Starting today, the social networking site will begin implementing a new feature called Friendship Pages, courtesy of Facebook software engineer Wayne Kao. According to Kao, his inspiration came from skimming the pages of his close friends, and the warm, fuzzy feeling that came with it. “I realized that a similarly magical experience was possible if all of the photos and posts between two friends were brought together. You’d remember that first Wall post with your best friend, of the funny photo from a night out. You may even see that moment when your favorite couple met at a party you all attended.”
Describing the development as a “labor of love,” Kao goes on to explain that the premise of Friendship Pages is to act as a virtual and very personal biography of the evolution of a friendship between two people. The feature will display Wall posts, comments, photos, shared events, mutual friends, and more between any two friends, and users are able to view this via links that will show up (if they haven’t already) along with typical mini feed stories.
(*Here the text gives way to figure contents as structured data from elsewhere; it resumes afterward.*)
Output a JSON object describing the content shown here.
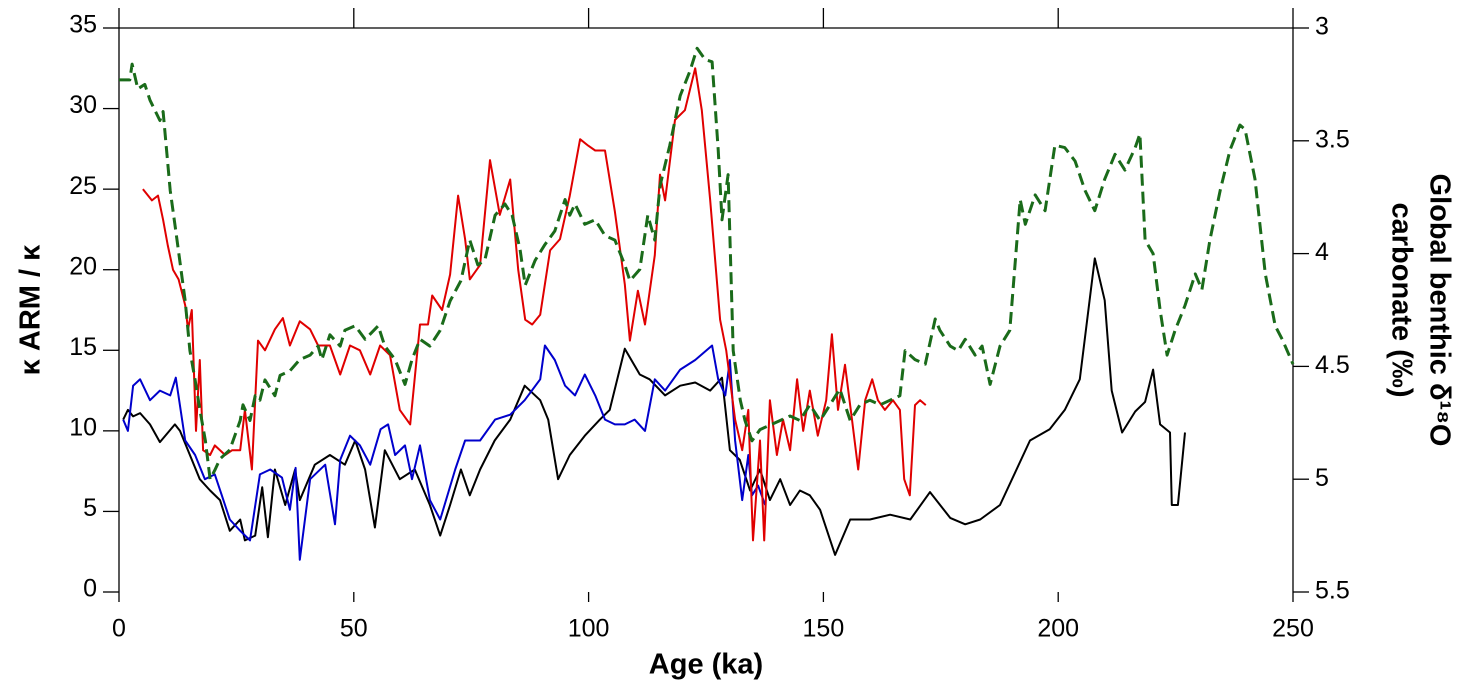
{
  "chart_data": {
    "type": "line",
    "xlabel": "Age (ka)",
    "ylabel": "κ ARM / κ",
    "y2label": [
      "Global benthic δ¹⁸O",
      "carbonate (‰)"
    ],
    "xlim": [
      0,
      250
    ],
    "xticks": [
      0,
      50,
      100,
      150,
      200,
      250
    ],
    "ylim": [
      0,
      35
    ],
    "yticks": [
      0,
      5,
      10,
      15,
      20,
      25,
      30,
      35
    ],
    "y2lim": [
      5.5,
      3
    ],
    "y2ticks": [
      3,
      3.5,
      4,
      4.5,
      5,
      5.5
    ],
    "series": [
      {
        "color": "#000000",
        "linestyle": "solid",
        "x": [
          0.9,
          1.9,
          3,
          4.5,
          6.6,
          8.7,
          11.9,
          13,
          15.1,
          17.2,
          19.4,
          21.5,
          23.6,
          25.8,
          26.8,
          29,
          30.5,
          31.7,
          33.2,
          35.4,
          37.5,
          38.5,
          41.7,
          44.9,
          48.1,
          50.3,
          52.4,
          54.5,
          56.6,
          59.8,
          63,
          66.2,
          68.4,
          70.5,
          72.8,
          74.7,
          76.9,
          80,
          83.3,
          86.4,
          89.7,
          91.4,
          93.5,
          96,
          99.2,
          102.4,
          104.5,
          107.7,
          110.9,
          113,
          116.3,
          119.5,
          122.7,
          125.9,
          128.4,
          130.1,
          132.2,
          134.4,
          136.5,
          138.6,
          140.8,
          142.9,
          145,
          147.1,
          149.3,
          152.5,
          155.7,
          159.9,
          164.2,
          168.5,
          172.7,
          177,
          180.2,
          183.4,
          187.6,
          194,
          198.2,
          201.4,
          204.6,
          207.8,
          209.9,
          211.4,
          213.6,
          216.4,
          218.5,
          220.2,
          221.7,
          223.8,
          224.2,
          225.5,
          227
        ],
        "values": [
          10.7,
          11.3,
          10.9,
          11.1,
          10.4,
          9.3,
          10.4,
          10,
          8.5,
          7,
          6.3,
          5.7,
          3.8,
          4.5,
          3.2,
          3.5,
          6.5,
          3.4,
          7.6,
          5.4,
          7.6,
          5.7,
          7.9,
          8.5,
          7.9,
          9.4,
          7.6,
          4,
          8.8,
          7,
          7.6,
          5.4,
          3.5,
          5.4,
          7.6,
          6,
          7.6,
          9.4,
          10.7,
          12.8,
          11.9,
          10.7,
          7,
          8.5,
          9.7,
          10.7,
          11.3,
          15.1,
          13.5,
          13.2,
          12.2,
          12.8,
          13,
          12.5,
          13.3,
          8.8,
          8.2,
          6.3,
          7.6,
          5.7,
          7,
          5.4,
          6.3,
          6,
          5.1,
          2.3,
          4.5,
          4.5,
          4.8,
          4.5,
          6.2,
          4.6,
          4.2,
          4.5,
          5.4,
          9.4,
          10.1,
          11.3,
          13.2,
          20.7,
          18.1,
          12.5,
          9.9,
          11.2,
          11.8,
          13.8,
          10.4,
          9.9,
          5.4,
          5.4,
          9.9
        ]
      },
      {
        "color": "#0000cc",
        "linestyle": "solid",
        "x": [
          0.9,
          1.9,
          3,
          4.5,
          6.6,
          8.7,
          10.9,
          12.1,
          14.1,
          16.2,
          18.3,
          20.4,
          21.9,
          23.6,
          25.8,
          27.9,
          30,
          32.2,
          34.7,
          36.4,
          37.6,
          38.5,
          40.7,
          43.9,
          46,
          47.1,
          49.2,
          51.3,
          53.5,
          55.7,
          57.3,
          58.8,
          60.9,
          62.4,
          64.1,
          66.2,
          68.4,
          71.6,
          73.7,
          76.9,
          80.1,
          83.3,
          86.4,
          89.7,
          90.7,
          92.8,
          95,
          97.1,
          99.2,
          101.4,
          103.5,
          105.6,
          107.7,
          109.8,
          112,
          114.1,
          116.3,
          119.5,
          122.7,
          126.3,
          127.6,
          129.1,
          130.1,
          131.2,
          132.7,
          134,
          134.8,
          136.1,
          137.6
        ],
        "values": [
          10.7,
          10,
          12.8,
          13.2,
          11.9,
          12.5,
          12.2,
          13.3,
          9.4,
          8.5,
          7,
          7.3,
          6,
          4.5,
          3.8,
          3.2,
          7.3,
          7.6,
          7.1,
          5.1,
          7.7,
          2,
          7,
          7.9,
          4.2,
          8.2,
          9.7,
          9.1,
          7.9,
          10.1,
          10.4,
          8.5,
          9.1,
          7,
          9.1,
          5.7,
          4.5,
          7.6,
          9.4,
          9.4,
          10.7,
          11,
          11.9,
          13.2,
          15.3,
          14.4,
          12.8,
          12.2,
          13.5,
          12.2,
          10.7,
          10.4,
          10.4,
          10.7,
          10,
          13.2,
          12.5,
          13.8,
          14.4,
          15.3,
          13.2,
          12.2,
          14.4,
          9.4,
          5.7,
          8.5,
          6,
          6.6,
          5.4
        ]
      },
      {
        "color": "#e00000",
        "linestyle": "solid",
        "x": [
          5.1,
          6.2,
          7,
          8.3,
          9.4,
          10.4,
          11.5,
          12.7,
          14.1,
          14.7,
          15.5,
          16.4,
          17.2,
          17.9,
          19.4,
          20.4,
          22.6,
          24.1,
          25.8,
          26.8,
          28.3,
          29.6,
          31.1,
          33.2,
          34.9,
          36.4,
          38.5,
          40.7,
          42.4,
          44.9,
          47.1,
          49.2,
          51.3,
          53.5,
          55.6,
          57.7,
          59.8,
          62,
          64.1,
          65.8,
          66.7,
          68.8,
          70.5,
          72.2,
          73.7,
          74.7,
          76.9,
          79,
          81.1,
          83.3,
          85,
          86.5,
          88,
          89.7,
          91.8,
          93.9,
          96,
          98.2,
          99.9,
          101.4,
          103.5,
          105.6,
          107.7,
          108.8,
          110.5,
          112,
          114.1,
          115.2,
          116.3,
          118.4,
          120.5,
          122.7,
          124.1,
          125.9,
          128,
          129.3,
          130.1,
          131.2,
          132.7,
          134,
          135,
          136.5,
          137.4,
          138.6,
          140.1,
          141.4,
          142.9,
          144.4,
          145.7,
          147.1,
          148.8,
          150.6,
          151.8,
          153.1,
          154.6,
          156.1,
          157.4,
          158.9,
          160.4,
          161.6,
          163.1,
          164.8,
          166.3,
          167.2,
          168.4,
          169.5,
          170.6,
          171.8
        ],
        "values": [
          25,
          24.6,
          24.3,
          24.6,
          23.1,
          21.5,
          20,
          19.4,
          17.8,
          16.3,
          17.5,
          10,
          14.4,
          8.8,
          8.5,
          9.1,
          8.5,
          8.8,
          8.8,
          11.3,
          7.6,
          15.6,
          15,
          16.3,
          17,
          15.3,
          16.8,
          16.3,
          15.3,
          15.3,
          13.5,
          15.3,
          15,
          13.5,
          15.3,
          14.7,
          11.3,
          10.4,
          16.6,
          16.6,
          18.4,
          17.5,
          19.7,
          24.6,
          21.9,
          19.4,
          20.3,
          26.8,
          23.4,
          25.6,
          20,
          16.9,
          16.6,
          17.2,
          21.2,
          21.9,
          24.6,
          28.1,
          27.7,
          27.4,
          27.4,
          23.6,
          19.1,
          15.6,
          18.7,
          16.6,
          20.9,
          25.9,
          24.3,
          29.3,
          29.9,
          32.5,
          29.9,
          24.3,
          16.9,
          15,
          13.2,
          10.7,
          8.8,
          11.3,
          3.2,
          9.4,
          3.2,
          11.9,
          8.5,
          10.7,
          8.8,
          13.2,
          10,
          12.5,
          9.7,
          11.9,
          16,
          11.3,
          14.1,
          10.7,
          7.6,
          11.9,
          13.2,
          11.9,
          11.3,
          11.9,
          11.3,
          7,
          6,
          11.6,
          11.9,
          11.6
        ]
      },
      {
        "color": "#1a6b1a",
        "linestyle": "dashed",
        "axis": "y2",
        "x": [
          0,
          2.3,
          2.8,
          4,
          5.5,
          6.6,
          8.7,
          9.4,
          10.9,
          12.1,
          14.1,
          15.1,
          16.2,
          17.2,
          18.4,
          19.4,
          20.4,
          21.5,
          23.6,
          25.8,
          26.4,
          27.9,
          29,
          30,
          31.1,
          33.2,
          34.3,
          36.4,
          38.5,
          40.7,
          42.4,
          43.2,
          44.9,
          47.1,
          48.1,
          50.3,
          52.4,
          55.2,
          56.6,
          58.8,
          60.9,
          62.4,
          64.1,
          66.2,
          68.4,
          70.5,
          72.8,
          74.7,
          76.4,
          77.9,
          80.1,
          82.2,
          83.7,
          85.4,
          86.5,
          88.6,
          90.7,
          92.8,
          95,
          96,
          97.1,
          99.2,
          101.4,
          103.5,
          105.6,
          107.7,
          108.8,
          110.9,
          112.6,
          114.1,
          115.2,
          117.3,
          119.5,
          121.6,
          123.1,
          124.8,
          126.3,
          127.6,
          128.4,
          129.7,
          130.8,
          132.3,
          133.3,
          134.8,
          136.5,
          138.6,
          140.8,
          142.9,
          145,
          147.1,
          149.3,
          151.4,
          153.5,
          155.7,
          157.8,
          159.9,
          162.1,
          164.2,
          166.3,
          167.4,
          169.5,
          171.7,
          173.8,
          174.8,
          177,
          178.7,
          180.2,
          182.3,
          183.8,
          185.5,
          187.6,
          189.7,
          191.9,
          193,
          195.1,
          197.2,
          199.3,
          201.4,
          203.6,
          205.7,
          207.8,
          209.9,
          212.1,
          214.2,
          216.4,
          217.4,
          218.5,
          220.2,
          221.7,
          223.2,
          224.9,
          227,
          229.2,
          230.6,
          232.3,
          234.5,
          236.6,
          238.7,
          239.8,
          241.9,
          244.1,
          246.2,
          247.7,
          250
        ],
        "values": [
          3.23,
          3.23,
          3.16,
          3.27,
          3.25,
          3.32,
          3.41,
          3.37,
          3.72,
          3.9,
          4.21,
          4.43,
          4.56,
          4.69,
          4.83,
          5,
          4.96,
          4.91,
          4.87,
          4.74,
          4.67,
          4.74,
          4.63,
          4.65,
          4.56,
          4.63,
          4.54,
          4.52,
          4.47,
          4.45,
          4.41,
          4.47,
          4.36,
          4.41,
          4.34,
          4.32,
          4.38,
          4.32,
          4.41,
          4.47,
          4.58,
          4.47,
          4.38,
          4.41,
          4.34,
          4.21,
          4.12,
          3.94,
          4.05,
          4.03,
          3.83,
          3.78,
          3.83,
          3.98,
          4.14,
          4.03,
          3.96,
          3.9,
          3.76,
          3.83,
          3.78,
          3.87,
          3.85,
          3.92,
          3.94,
          4.05,
          4.12,
          4.07,
          3.83,
          3.94,
          3.7,
          3.52,
          3.3,
          3.19,
          3.09,
          3.14,
          3.15,
          3.54,
          3.85,
          3.65,
          4.43,
          4.65,
          4.74,
          4.83,
          4.78,
          4.76,
          4.74,
          4.72,
          4.74,
          4.67,
          4.74,
          4.67,
          4.6,
          4.74,
          4.67,
          4.65,
          4.67,
          4.65,
          4.63,
          4.43,
          4.47,
          4.49,
          4.29,
          4.34,
          4.41,
          4.43,
          4.38,
          4.45,
          4.41,
          4.58,
          4.41,
          4.34,
          3.76,
          3.87,
          3.74,
          3.81,
          3.52,
          3.53,
          3.59,
          3.72,
          3.81,
          3.67,
          3.56,
          3.63,
          3.53,
          3.47,
          3.94,
          4,
          4.25,
          4.45,
          4.34,
          4.23,
          4.09,
          4.16,
          3.94,
          3.72,
          3.54,
          3.43,
          3.45,
          3.67,
          4.09,
          4.32,
          4.38,
          4.49
        ]
      }
    ]
  }
}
We foresee two reactions to this. One, people who truly use Facebook to connect with friends who they don’t have easy opportunities to see will really like it. Scrolling through your mini feed to find updates on what the people you actually care about are doing is time-consuming, and will usually result in getting sidetracked. If you have friends internationally, being automatically able to visit a collection of your relationship could be nice.
On the other hand, didn’t Facebook just get hit by a barrage of complaints about Photo Memories? It seems like the two features have extremely similar purposes: stir up a little nostalgia, help you relive the past. And people overwhelmingly hated it, letting the social networking site know that maybe we’d like to personally decide what moments and people to revisit. The same criticisms are likely to be lodged against Friendship Pages, include the most specific one regarding exes. Or worse, flings – anyone else have zero interest in remembering how you met the coworker you made out with twice in college?
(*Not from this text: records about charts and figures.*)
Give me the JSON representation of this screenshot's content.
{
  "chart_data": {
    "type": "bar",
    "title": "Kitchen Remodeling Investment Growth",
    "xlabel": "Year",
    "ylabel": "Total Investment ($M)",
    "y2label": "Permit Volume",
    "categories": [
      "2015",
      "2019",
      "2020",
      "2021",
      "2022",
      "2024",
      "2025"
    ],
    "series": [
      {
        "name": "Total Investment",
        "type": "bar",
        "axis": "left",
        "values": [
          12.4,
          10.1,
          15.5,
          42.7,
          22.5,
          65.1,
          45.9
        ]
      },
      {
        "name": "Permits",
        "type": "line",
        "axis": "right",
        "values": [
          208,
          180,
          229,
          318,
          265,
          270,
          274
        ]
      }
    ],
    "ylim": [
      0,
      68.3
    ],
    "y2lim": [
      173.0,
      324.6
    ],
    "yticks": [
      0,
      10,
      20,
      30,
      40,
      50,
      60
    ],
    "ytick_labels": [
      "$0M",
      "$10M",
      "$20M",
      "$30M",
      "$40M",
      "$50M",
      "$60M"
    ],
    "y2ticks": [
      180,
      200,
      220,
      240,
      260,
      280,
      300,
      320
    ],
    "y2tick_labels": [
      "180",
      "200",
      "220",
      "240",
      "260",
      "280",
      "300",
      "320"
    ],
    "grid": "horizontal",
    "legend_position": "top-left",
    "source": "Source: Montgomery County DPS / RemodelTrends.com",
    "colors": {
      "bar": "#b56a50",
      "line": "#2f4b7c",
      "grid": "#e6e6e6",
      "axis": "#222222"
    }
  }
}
But, like Photo Memories, it’s easy to ignore. And as it goes with many of Facebook’s additions, the critiques will furiously pour in, only to die down, eventually causing everyone to wonder why they were so upset in the first place.
So if you have no interest, ignore the little link that serves as the ghost of your friendships’ past. For everyone who enjoys scrolling through sentimental moments, it just got considerably easier and monumentally sappier.